In addition to the president’s own tweets falsely declaring he won an election he lost, Trump supporters are also refusing to concede defeat and questioning the legitimacy of the results in places he lost. With perhaps 70 percent of Republican voters believing the election was illegitimate and thousands of far right extremists swarming on Washington, D.C., last Saturday, we must worry both about the spread of this misinformation and its effects.
Similar circumstances following the 1872 election in Louisiana led not only to the Colfax Massacre and the White League attempt to overthrow the state government, but also to a wave of assassinations and smaller coups that ousted local officials. These grew from a vast and sophisticated misinformation network — similar to the conservative media ecosystem today — though which White vigilantes waged a massive terrorist campaign and inaugurated a century of white supremacist rule.
The election of 1872 came at a pivotal moment in Louisiana. The state had ratified a constitution in 1868 that enfranchised Black men, created integrated public schools and outlawed discrimination. White supremacists, who just years before had fought and died to maintain slavery, responded by massacring Black voters in Bossier, St. Bernard and St. Landry Parishes. They plotted a mass voter suppression and fraud effort to overturn the fledgling interracial democracy in the coming election of 1872. The Grant administration ultimately tossed out these results and installed William Pitt Kellogg as the governor of the state, who probably had the support of a majority coalition of Black and White leftists.
Yet, after having rigged the election through widespread fraud, intimidation and violence, White conservatives refused to accept defeat and set up a shadow government headed by losing gubernatorial candidate John McEnery. They used the conservative press to threaten Black officeholders and eventually created their own paper, the New Orleans Bulletin, to coordinate attacks by their paramilitary arm, the White League.

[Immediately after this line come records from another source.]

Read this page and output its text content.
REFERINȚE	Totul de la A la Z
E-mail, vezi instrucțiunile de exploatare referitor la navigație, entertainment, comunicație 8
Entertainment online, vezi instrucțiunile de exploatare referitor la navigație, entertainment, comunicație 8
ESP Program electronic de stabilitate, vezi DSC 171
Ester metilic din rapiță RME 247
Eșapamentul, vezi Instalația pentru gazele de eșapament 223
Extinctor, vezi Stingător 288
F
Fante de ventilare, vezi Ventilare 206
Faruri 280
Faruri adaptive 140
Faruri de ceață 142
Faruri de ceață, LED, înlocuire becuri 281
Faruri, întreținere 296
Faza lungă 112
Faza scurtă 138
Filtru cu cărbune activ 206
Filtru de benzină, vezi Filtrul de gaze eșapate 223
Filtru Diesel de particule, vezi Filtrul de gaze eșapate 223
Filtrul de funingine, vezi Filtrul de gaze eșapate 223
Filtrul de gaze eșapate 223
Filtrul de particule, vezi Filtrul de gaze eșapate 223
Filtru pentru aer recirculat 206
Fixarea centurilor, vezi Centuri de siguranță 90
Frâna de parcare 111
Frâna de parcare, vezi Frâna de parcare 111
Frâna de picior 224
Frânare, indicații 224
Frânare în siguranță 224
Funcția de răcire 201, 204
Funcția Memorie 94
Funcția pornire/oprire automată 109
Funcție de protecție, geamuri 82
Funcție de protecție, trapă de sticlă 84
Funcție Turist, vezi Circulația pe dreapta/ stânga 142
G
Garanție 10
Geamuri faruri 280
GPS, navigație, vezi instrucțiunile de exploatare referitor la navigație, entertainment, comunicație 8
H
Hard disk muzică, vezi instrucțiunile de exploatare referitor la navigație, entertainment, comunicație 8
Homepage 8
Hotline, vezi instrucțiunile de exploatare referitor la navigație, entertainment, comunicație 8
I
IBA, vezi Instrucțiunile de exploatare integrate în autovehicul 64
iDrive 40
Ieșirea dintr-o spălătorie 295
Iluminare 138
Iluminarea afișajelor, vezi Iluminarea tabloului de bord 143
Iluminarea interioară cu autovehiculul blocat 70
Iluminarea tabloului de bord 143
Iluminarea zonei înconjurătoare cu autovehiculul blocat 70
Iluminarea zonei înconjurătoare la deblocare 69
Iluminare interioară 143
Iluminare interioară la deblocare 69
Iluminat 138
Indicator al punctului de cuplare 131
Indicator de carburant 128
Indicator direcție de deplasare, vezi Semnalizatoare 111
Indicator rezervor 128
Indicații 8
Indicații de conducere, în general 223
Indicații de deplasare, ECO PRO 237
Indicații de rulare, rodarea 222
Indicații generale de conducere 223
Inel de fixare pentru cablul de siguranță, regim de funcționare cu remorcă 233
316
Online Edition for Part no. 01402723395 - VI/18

Much like today’s right-wing media, the Bulletin printed wild conspiracy theories and misinformation. For example, they spread rumors of a Black League that aimed to murder White Louisianans. No such organization existed. Instead, just as today’s white supremacists spread lies that antifa plans to murder White babies, the Bulletin designed this misinformation to drive White League recruitment efforts and to justify their crimes. The Bulletin argued “there is no longer any government in Louisiana but an organized anarchy” — eerily similar to the Trump administration’s bizarre designation of “anarchist jurisdictions” — a premise it used to launch its attempt to overthrow the state government on Sept. 14, 1874.